During the war, gas rationing, a lack of transportation, and the fact that River Road was paved only as far as the school made it difficult for some of the teachers to make it to class sometimes, so they approached her to substitute.

“I got started by knowing the teachers,” Stearn said. None of the women who started subbing around that time stayed at the school for nearly as long. Initially, she was an aide.

She would help across the school, from the classroom to the lunchroom, but she didn’t really have a favorite. “When you worked with the teacher you wanted to make sure you tried extra hard,” Stearn said.

“We had teachers come in and train us,” she said. She wasn’t nervous when she went in front of the classroom for the first time, she said.

“The teacher gave us a lesson plan, and I knew that I could carry those through,” Stearn said.

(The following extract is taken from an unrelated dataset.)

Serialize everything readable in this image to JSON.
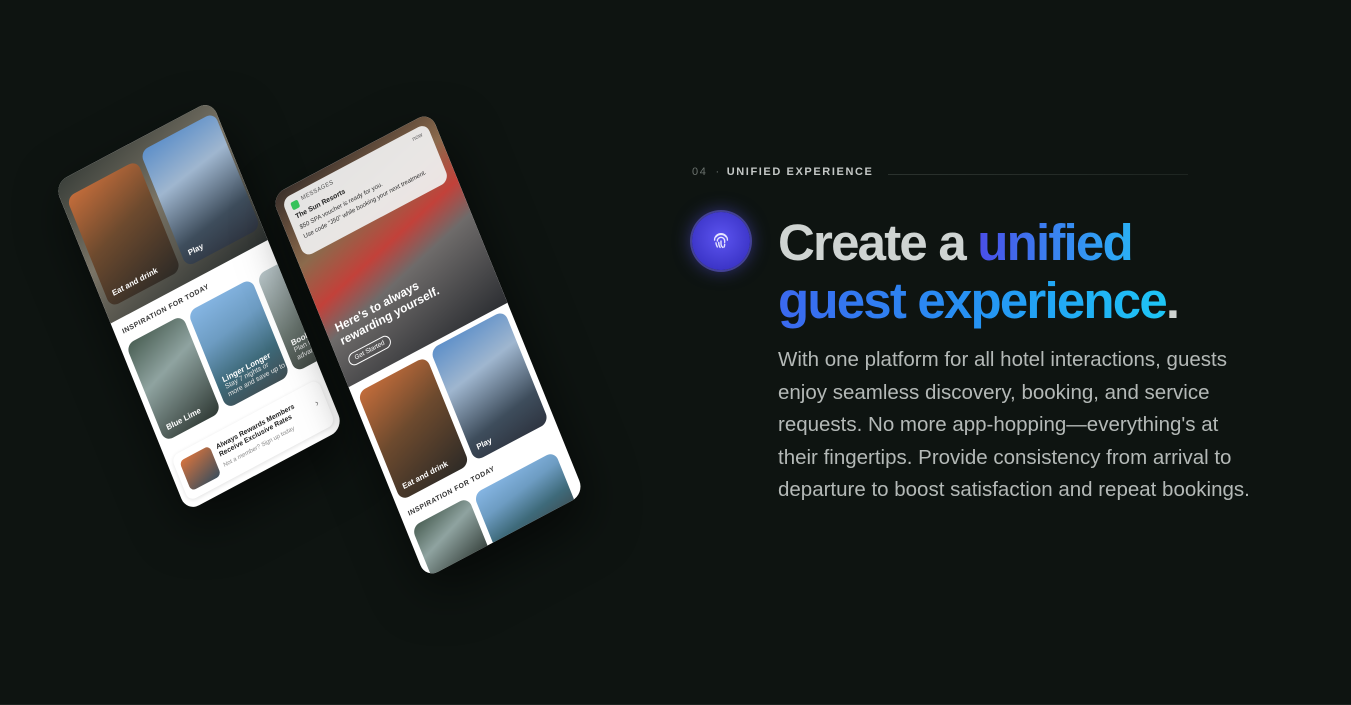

Even though she spent so much time at the school, she never really considered becoming a full-time teacher. “I was just happy with what I was doing,” Stearn said.

Occasionally, students would come up to her and tell her that she had taught their parents. “I would tell them, ‘Well, I hope I was nice to your mother or father,’” she said.

Stearn does not believe that the children of Potomac have changed very much in the past 60 years. “Most of them were very easy to work with and were eager to learn,” Stearn said. “I enjoyed them all, everything about them.”

The school has certainly changed, and she thinks it’s for the better that programs such as band and a reading and math specialist have been added. “I think the resource teachers benefit the children,” she said.

In all her time, she could not pick out a favorite student. “The majority were easy to work with,” Stearn said. She did note, however, “there were a few who were a little hard to handle.” Even when she encountered one of the few who weren’t so easy to work with, she tried to be nice.

“She was very sweet with the kids,” said Tina Tomblin, assistant secretary at the school. “She was just really happy and joyful.”

Stearn has now moved in with her daughter in Ocean Pines, Md., where she may continue her work as a substitute teacher.

Part of her, however, will remain at the school on River Road. “It was very hard to leave Potomac,” she said.